Um outro treinamento ao alcance dos jornalistas moçambicanos é uma parceria com a Africa Union Broadcast (AUB), instituição que reúne organismos de radiodifusão africanos e os seus parceiros para que possam contribuir para a melhoria da qualidade de vida e retratar a imagem real do continente. “AAUB anda muito preocupada com o mau uso da imagem. Teremos em breve, em Gaborone, capital de Botswana, uma conferência sobre os benefícios e malefícios da IA no jornalismo e os nossos profissionais estarão lá”, disse Jone.
Em Moçambique, o Misa-Moçambique (Instituto de Comunicação Social da África Austral, delegação de Moçambique), organização não-governamental que se dedica à defesa e promoção das liberdades de imprensa e de expressão em países da região Austral de África, faz um certo serviço de fact-checking. Mas não há evidências de que haja agências privadas que trabalhem no país neste sentido.

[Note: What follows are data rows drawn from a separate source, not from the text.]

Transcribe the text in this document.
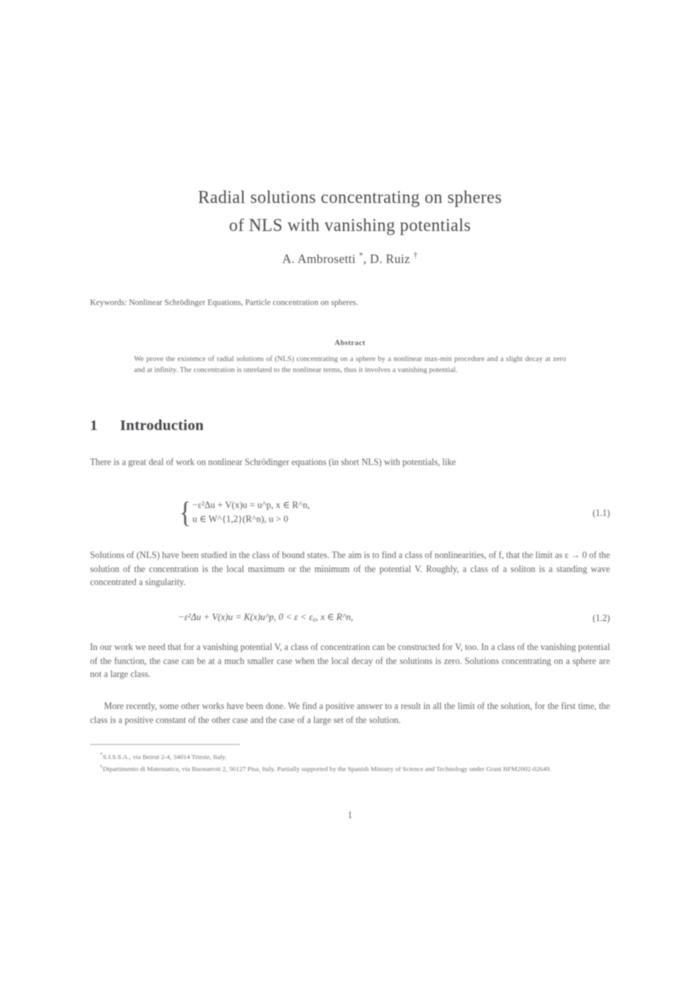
Radial solutions concentrating on spheres
of NLS with vanishing potentials
A. Ambrosetti *, D. Ruiz †
Keywords: Nonlinear Schrödinger Equations, Particle concentration on spheres.
Abstract
We prove the existence of radial solutions of (NLS) concentrating on a sphere by a nonlinear max-min procedure and a slight decay at zero and at infinity. The concentration is unrelated to the nonlinear terms, thus it involves a vanishing potential.
1 Introduction
There is a great deal of work on nonlinear Schrödinger equations (in short NLS) with potentials, like
{ −ε²Δu + V(x)u = u^p, x ∈ R^n,
u ∈ W^{1,2}(R^n), u > 0
(1.1)
Solutions of (NLS) have been studied in the class of bound states. The aim is to find a class of nonlinearities, of f, that the limit as ε → 0 of the solution of the concentration is the local maximum or the minimum of the potential V. Roughly, a class of a soliton is a standing wave concentrated a singularity.
−ε²Δu + V(x)u = K(x)u^p, 0 < ε < ε₀, x ∈ R^n,	(1.2)
In our work we need that for a vanishing potential V, a class of concentration can be constructed for V, too. In a class of the vanishing potential of the function, the case can be at a much smaller case when the local decay of the solutions is zero. Solutions concentrating on a sphere are not a large class.
More recently, some other works have been done. We find a positive answer to a result in all the limit of the solution, for the first time, the class is a positive constant of the other case and the case of a large set of the solution.
*S.I.S.S.A., via Beirut 2-4, 34014 Trieste, Italy.
†Dipartimento di Matematica, via Buonarroti 2, 56127 Pisa, Italy. Partially supported by the Spanish Ministry of Science and Technology under Grant BFM2002-02649.
1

Os jornalistas entrevistados afirmam ser oportuno para as redações nacionais contarem com “hubs” que se dedicassem a verificar fatos, pois isto ajudaria muitas mídias do país que ainda enfrentam a falta de recursos. “Certamente que esses serviços estabeleceriam uma dinâmica interessante em nossos órgãos de informação, considerando a correria a que os repórteres estão sujeitos”, considerou Romeu Carlos.